Usually, such guidance, though often well-intentioned, was more a hindrance than a help as she developed her sexual value system and ultimately her natural sexual function.

In direct parallel to the degree to which the young girl developing a sexual value system seemed to have dissimulated her sexual interests during phases of imprinting, conditioning, and information storing, older women, now sexually dysfunctional, reported consistent precoital evidence of repression of sexual identity in mature sexual encounters.

Residual repression of sexual responsivity in the adult usually went well beyond any earlier theoretical requirements for a social adaptation necessary to maintain virginity, to restrain a partner’s sexual demand, or even to conduct interpersonal relationships in a manner considered appropriate by a representative social authority. Not infrequently the residual repression of sexual responsivity was so acute as to be emphasized clinically with the time-worn cry of “I don’t feel anything.”

Thus, for most primarily non-orgasmic women, repressed expression of sexual identity through ignorance, fear, or authoritative direction was the initial inhibiting influence in failure of sexual function. Not infrequently this source of repression was identified as a crucial factor of influence for situationally non-orgasmic women as well, although these individuals had the facility to overcome or circumnavigate its control under certain circumstances.

Requirements of The Sexual Value

System prevailing during initial opportunities at sexual function could not be fulfilled because of the component of repression, each woman attempted without success to compensate in her desire for sexual expression by developing unrealistic partner identification, the concept of social secureness, or pleasure in environmental circumstances.

In the failure of her own sexual values to serve, there was almost a blind seeking for value substitutes.

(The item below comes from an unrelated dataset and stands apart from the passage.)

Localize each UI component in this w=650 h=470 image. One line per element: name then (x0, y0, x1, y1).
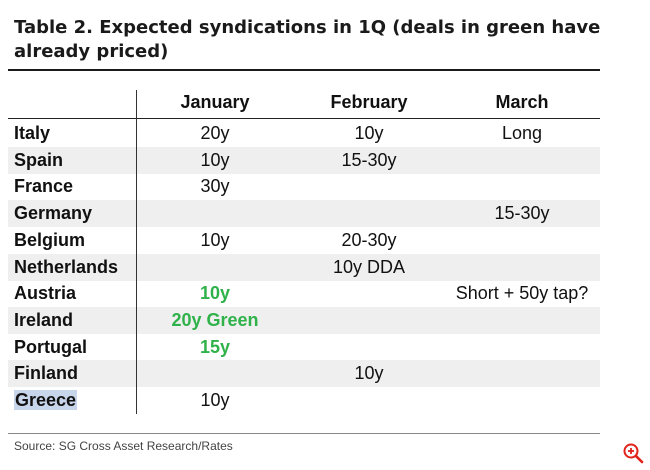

When a workable substitution was not identified and the void of psychosexual insecurity remained unfilled, sexual dysfunction became an ongoing way of life.

An interesting variation on this classification of repression should be mentioned. There were several primarily non-orgasmic women whose receptivity to the repressive conditioning was slightly different. Their own particular personality characteristics or their relationship to negatively directive authority was such that they fully accepted the concept of sexual rejection.

They developed pride in their ability to comply with sexual repression and did so with apparent social grace. Their selection of a mate in most cases represented a choice of similar background.

The difficulty arose with marriage. On the wedding night, a completely unrealistic, negative sexual value system usually was revealed during their attempt to establish an effective sexual interaction. These women reported either total pelvic anesthesia (“I don’t feel anything”) or isolation of sexual feelings from the context of psychosocial support.

Women entering therapy in a state of non-orgasmic return reflected the complete failure of any effective alignment of their biophysical and psychosocial systems of influence. They had never been able to merge either their points of maximum biophysical demand or their occasions of maximum psychosocial need with optimum environmental circumstances of time, place, or partner response in order to fulfill the requirements of their sexual value systems.